1: Background Reading
2: Learning Goals
- Represent a simple problem in plate notation.
- Derive and draw a grounded belief network.
- Calculate probabilities from a problem in the independent choice logic representation.
3: Directed Questions
- In probabilistic relational models, do different individuals share the same probability parameters? [solution]
- What are the three components of a plate model? [solution]
- What type of dependency can a plate model not adequately represent? [solution]
4: Exercise: Movie Preferences
Suppose we have parametrized random variables likes(Person,Movie), young(Person) and genre(Movie,Genre) where there are 1000 people, 100 movies and 5 genres. Suppose young(Person) and genre(Movie,Genre) are parents of likes(Person,Movie).
- Draw this in plate notation. [solution]
- How many random variables are in the grounding of this model? [solution]
- Draw the grounding belief network assuming the population of Person is {sam,chris,kim} and the population of Movie is {terminator,rango}. [solution]

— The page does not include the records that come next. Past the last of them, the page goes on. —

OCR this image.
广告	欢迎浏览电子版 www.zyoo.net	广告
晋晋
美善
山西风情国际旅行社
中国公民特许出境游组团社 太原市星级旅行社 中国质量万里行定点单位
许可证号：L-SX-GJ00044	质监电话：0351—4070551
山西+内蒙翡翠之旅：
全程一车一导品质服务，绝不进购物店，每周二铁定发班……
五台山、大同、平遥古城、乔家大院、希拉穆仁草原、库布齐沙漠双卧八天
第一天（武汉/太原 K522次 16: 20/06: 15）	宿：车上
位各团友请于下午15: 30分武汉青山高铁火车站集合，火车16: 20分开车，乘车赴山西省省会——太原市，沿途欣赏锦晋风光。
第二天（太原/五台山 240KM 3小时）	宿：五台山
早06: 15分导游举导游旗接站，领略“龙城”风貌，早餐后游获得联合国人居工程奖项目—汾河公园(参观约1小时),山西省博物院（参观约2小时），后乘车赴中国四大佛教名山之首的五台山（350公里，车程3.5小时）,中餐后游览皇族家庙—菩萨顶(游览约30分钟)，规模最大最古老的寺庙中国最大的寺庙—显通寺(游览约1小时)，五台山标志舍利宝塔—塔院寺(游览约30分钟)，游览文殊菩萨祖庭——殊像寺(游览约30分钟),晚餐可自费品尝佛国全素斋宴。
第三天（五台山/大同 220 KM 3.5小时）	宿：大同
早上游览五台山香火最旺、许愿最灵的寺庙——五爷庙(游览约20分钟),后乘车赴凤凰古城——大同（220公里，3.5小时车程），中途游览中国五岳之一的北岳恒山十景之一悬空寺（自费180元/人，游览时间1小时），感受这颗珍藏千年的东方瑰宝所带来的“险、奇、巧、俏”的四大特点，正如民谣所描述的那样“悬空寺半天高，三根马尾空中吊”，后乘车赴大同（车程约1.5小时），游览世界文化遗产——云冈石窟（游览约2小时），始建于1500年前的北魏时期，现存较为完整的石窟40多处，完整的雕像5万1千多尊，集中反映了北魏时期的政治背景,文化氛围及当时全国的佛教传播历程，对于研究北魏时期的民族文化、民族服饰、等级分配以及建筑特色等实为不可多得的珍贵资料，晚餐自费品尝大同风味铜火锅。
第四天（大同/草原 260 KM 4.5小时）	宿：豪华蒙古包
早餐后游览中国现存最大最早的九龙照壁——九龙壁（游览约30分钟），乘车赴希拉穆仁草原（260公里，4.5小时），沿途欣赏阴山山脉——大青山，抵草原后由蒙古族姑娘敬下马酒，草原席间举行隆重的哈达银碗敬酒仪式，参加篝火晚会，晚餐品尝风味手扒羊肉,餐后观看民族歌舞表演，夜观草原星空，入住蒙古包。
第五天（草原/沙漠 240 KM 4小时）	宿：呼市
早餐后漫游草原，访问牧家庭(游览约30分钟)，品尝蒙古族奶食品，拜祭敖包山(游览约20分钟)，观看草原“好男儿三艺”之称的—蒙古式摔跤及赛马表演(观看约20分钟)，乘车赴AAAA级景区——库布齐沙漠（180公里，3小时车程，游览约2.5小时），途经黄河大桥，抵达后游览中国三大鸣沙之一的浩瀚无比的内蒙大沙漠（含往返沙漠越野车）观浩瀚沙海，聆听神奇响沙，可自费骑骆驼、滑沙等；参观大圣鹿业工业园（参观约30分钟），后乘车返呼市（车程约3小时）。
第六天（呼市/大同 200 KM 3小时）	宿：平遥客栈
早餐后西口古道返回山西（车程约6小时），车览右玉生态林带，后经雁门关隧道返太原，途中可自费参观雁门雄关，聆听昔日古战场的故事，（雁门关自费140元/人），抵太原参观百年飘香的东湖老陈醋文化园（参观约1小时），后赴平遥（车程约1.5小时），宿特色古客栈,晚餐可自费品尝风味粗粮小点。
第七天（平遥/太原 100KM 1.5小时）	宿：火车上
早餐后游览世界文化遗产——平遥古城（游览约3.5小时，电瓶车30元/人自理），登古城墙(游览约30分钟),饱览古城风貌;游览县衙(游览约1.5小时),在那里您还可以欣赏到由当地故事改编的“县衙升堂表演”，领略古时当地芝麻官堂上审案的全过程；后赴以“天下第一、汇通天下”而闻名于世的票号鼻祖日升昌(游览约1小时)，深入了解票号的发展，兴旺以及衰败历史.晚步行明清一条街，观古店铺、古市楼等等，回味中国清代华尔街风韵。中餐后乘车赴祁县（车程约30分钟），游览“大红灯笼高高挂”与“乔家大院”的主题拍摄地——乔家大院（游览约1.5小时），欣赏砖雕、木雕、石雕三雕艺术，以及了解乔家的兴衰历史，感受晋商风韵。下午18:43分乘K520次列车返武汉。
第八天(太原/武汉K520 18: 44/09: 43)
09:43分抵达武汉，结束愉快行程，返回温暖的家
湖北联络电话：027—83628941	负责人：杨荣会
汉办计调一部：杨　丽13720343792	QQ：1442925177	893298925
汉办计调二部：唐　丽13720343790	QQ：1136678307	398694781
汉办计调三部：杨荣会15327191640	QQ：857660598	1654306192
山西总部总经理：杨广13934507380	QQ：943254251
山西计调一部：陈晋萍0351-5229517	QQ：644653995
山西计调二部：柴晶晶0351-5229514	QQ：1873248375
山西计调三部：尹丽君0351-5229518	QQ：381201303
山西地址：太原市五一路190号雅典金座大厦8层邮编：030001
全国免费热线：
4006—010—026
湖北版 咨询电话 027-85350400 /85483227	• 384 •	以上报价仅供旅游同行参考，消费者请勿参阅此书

Consider the following fragment of independent choice logic theory:
likes(Person,Movie) <- young(Person) & genre(Movie,action) & young_likes_action(Person,Movie).
prob young_likes_action(Person,Movie):0.7.
likes(Person,Movie) <- ~young(Person) & genre(Movie,action) & old_likes_action(Person,Movie).
prob old_likes_action(Person,Movie):0.6.
likes(Person,Movie) <- genre(Movie,comedy) & likes_comedy(Person,Movie).
prob likes_comedy(Person,Movie):0.8.
young(sam).
young(chris).
genre(terminator,action).
genre(rango,comedy).
where <- means "if", ~ means "not", & means "and", and "prob a:p." means {a, ~a} is an alternative with P(a) = p.
- What is the probability of likes(sam,rango)? [solution]
- What is the probability of likes(chris,terminator)? [solution]
- What is the probability of likes(kim,terminator)? [solution]
5: Learning Goals Revisited
- Represent a simple problem in plate notation.
- Derive and draw a grounded belief network.
- Calculate probabilities from a problem in the independent choice logic representation.